The Tesla robot I have seen on Youtube is pretty impressive. That robot appears that it could work in a lot of warehouses right now.
Posted by PeleofAnalytics
Member since Jun 2021
4782 posts
Posted on 6/27/25 at 12:01 pm to
Computers did this years ago. The amount of manhours it would take to prepare a fortune 500 tax return 50 years ago is likely more than 100s to possibly 1,000s times it would take today. You can make an adjustment to a massive tax return with the click of a button which would take days to run through.

Posted by Bass Tiger
Member since Oct 2014
53518 posts
Posted on 6/27/25 at 12:03 pm to
quote:

You're in denial.

The world is in a period of transition unlike anything ever experienced in human history. Something that will make the industrial revolution look like a non event.

Absent some sort of natural cataclysm that might ironically set back the technological clock, the human era is ending.

The darkest predictions are likely not dark enough.

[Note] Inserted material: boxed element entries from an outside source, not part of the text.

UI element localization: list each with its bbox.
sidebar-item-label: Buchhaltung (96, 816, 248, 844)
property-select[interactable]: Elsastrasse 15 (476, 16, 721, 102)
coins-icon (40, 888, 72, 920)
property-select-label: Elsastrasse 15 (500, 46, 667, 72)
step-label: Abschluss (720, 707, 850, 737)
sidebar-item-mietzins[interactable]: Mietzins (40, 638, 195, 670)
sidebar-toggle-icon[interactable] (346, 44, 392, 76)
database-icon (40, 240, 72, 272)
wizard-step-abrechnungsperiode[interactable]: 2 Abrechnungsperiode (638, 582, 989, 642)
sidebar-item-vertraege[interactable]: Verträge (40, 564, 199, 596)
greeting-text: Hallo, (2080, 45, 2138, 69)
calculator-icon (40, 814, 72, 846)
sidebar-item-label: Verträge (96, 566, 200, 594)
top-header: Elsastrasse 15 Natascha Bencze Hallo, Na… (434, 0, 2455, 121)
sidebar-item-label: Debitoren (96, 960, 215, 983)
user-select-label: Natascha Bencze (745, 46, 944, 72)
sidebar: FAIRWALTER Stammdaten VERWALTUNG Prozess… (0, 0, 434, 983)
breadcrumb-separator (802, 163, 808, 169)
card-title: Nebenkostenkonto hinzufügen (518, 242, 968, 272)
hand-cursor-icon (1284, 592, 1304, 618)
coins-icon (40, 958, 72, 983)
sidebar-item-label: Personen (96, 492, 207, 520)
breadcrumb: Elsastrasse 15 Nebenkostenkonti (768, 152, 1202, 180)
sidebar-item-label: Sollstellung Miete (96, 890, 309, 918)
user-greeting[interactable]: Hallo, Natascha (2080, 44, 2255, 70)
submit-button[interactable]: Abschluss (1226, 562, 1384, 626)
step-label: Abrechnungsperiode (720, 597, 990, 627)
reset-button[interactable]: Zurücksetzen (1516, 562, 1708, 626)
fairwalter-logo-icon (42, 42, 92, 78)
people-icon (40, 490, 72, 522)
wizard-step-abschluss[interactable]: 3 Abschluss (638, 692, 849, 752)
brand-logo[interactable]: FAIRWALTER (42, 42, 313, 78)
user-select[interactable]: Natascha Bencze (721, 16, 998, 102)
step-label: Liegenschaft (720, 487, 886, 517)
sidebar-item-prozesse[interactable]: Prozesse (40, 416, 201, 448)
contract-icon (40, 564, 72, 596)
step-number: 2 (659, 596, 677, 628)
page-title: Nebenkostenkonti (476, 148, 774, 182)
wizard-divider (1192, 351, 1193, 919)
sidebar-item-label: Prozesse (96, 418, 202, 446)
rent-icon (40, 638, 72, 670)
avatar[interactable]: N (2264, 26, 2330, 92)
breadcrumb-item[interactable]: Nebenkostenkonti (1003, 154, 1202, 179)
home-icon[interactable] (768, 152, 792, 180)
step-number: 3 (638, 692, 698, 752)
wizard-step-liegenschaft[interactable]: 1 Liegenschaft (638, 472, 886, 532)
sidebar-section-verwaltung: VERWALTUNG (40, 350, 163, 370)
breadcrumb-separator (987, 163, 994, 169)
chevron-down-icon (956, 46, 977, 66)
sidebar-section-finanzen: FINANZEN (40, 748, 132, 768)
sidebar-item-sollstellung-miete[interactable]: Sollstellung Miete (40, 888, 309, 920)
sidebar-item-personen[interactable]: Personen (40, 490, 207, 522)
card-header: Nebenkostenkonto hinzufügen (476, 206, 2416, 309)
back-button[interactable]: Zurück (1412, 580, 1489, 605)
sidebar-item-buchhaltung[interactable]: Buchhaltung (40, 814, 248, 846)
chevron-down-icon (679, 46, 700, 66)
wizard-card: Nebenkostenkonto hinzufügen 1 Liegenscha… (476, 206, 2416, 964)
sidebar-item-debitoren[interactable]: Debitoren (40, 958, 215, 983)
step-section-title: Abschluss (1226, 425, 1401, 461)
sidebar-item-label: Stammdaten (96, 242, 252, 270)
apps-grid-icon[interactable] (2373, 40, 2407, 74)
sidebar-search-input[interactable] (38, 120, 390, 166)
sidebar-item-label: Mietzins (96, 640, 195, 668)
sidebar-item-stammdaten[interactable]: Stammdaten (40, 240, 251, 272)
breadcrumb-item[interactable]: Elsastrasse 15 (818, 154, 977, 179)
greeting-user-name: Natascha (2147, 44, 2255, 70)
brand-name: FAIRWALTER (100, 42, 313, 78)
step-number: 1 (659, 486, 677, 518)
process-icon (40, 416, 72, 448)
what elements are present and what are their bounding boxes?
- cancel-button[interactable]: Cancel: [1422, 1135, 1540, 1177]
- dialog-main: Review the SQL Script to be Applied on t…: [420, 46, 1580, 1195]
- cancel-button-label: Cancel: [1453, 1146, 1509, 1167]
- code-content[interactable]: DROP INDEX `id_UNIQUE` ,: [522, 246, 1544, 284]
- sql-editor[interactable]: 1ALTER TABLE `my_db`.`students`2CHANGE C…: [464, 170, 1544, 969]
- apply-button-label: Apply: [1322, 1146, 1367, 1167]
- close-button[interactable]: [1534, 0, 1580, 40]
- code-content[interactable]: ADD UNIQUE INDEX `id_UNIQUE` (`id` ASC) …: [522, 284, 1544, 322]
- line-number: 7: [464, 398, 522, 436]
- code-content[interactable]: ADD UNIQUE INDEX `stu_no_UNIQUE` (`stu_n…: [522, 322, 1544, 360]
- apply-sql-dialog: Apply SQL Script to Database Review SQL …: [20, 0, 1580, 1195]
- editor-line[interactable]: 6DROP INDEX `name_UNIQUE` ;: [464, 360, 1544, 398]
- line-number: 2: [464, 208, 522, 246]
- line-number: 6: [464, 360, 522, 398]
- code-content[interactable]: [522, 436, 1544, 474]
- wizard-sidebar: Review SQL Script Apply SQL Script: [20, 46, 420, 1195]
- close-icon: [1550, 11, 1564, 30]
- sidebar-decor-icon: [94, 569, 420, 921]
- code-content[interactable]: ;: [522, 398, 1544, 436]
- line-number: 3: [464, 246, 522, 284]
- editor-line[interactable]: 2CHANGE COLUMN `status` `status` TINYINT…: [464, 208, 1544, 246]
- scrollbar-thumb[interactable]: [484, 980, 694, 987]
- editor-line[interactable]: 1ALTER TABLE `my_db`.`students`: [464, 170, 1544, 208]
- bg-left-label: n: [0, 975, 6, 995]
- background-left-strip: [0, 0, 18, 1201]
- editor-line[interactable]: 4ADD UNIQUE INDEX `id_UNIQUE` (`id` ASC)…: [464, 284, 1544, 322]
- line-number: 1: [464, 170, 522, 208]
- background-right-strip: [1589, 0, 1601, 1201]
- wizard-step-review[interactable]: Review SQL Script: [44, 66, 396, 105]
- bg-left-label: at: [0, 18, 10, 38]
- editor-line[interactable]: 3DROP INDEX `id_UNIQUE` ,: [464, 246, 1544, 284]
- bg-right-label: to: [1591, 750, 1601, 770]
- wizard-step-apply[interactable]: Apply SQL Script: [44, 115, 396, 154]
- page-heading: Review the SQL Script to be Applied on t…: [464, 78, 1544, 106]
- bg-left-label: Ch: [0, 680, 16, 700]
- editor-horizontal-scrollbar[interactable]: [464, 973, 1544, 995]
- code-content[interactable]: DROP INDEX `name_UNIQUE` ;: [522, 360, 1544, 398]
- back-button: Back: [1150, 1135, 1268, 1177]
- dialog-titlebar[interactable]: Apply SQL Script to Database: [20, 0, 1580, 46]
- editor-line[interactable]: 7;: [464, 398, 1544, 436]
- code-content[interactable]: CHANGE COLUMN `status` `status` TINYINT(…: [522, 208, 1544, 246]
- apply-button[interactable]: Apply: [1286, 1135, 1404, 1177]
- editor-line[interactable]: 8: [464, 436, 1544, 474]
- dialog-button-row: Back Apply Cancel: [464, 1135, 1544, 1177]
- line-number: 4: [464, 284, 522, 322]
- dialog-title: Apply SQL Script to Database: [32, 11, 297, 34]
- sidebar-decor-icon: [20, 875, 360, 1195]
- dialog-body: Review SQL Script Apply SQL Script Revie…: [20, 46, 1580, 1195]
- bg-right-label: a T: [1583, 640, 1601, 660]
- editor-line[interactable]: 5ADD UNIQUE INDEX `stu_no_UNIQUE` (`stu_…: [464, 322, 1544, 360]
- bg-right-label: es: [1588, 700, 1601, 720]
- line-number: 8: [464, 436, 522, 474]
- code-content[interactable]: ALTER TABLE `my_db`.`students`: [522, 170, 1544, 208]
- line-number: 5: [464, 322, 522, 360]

I feel uncomfortable agreeing with your post but you're likely more correct than you are wrong.
Posted by Narax
Member since Jan 2023
5473 posts
Posted on 6/27/25 at 12:05 pm to
quote:

I watched a dude who owns a software development company on a podcast talking about AI and he said in 2024 25% of his company's software development was assisted or wholly developed or by AI, he predicts in 3-5 years most of his company's software products will be largely developed by AI.

He's full of shite and he's pandering to investors.

Vibe coding is not currently viable, and mathematically we aren't going to get there with LLMs for large code bases. LLMs cant do out of sequence logic that is required by complex solutions, they fundamentally cant.

It builds small snippets that are self contained.
Its great at that.

Yea he's just pandering to investors.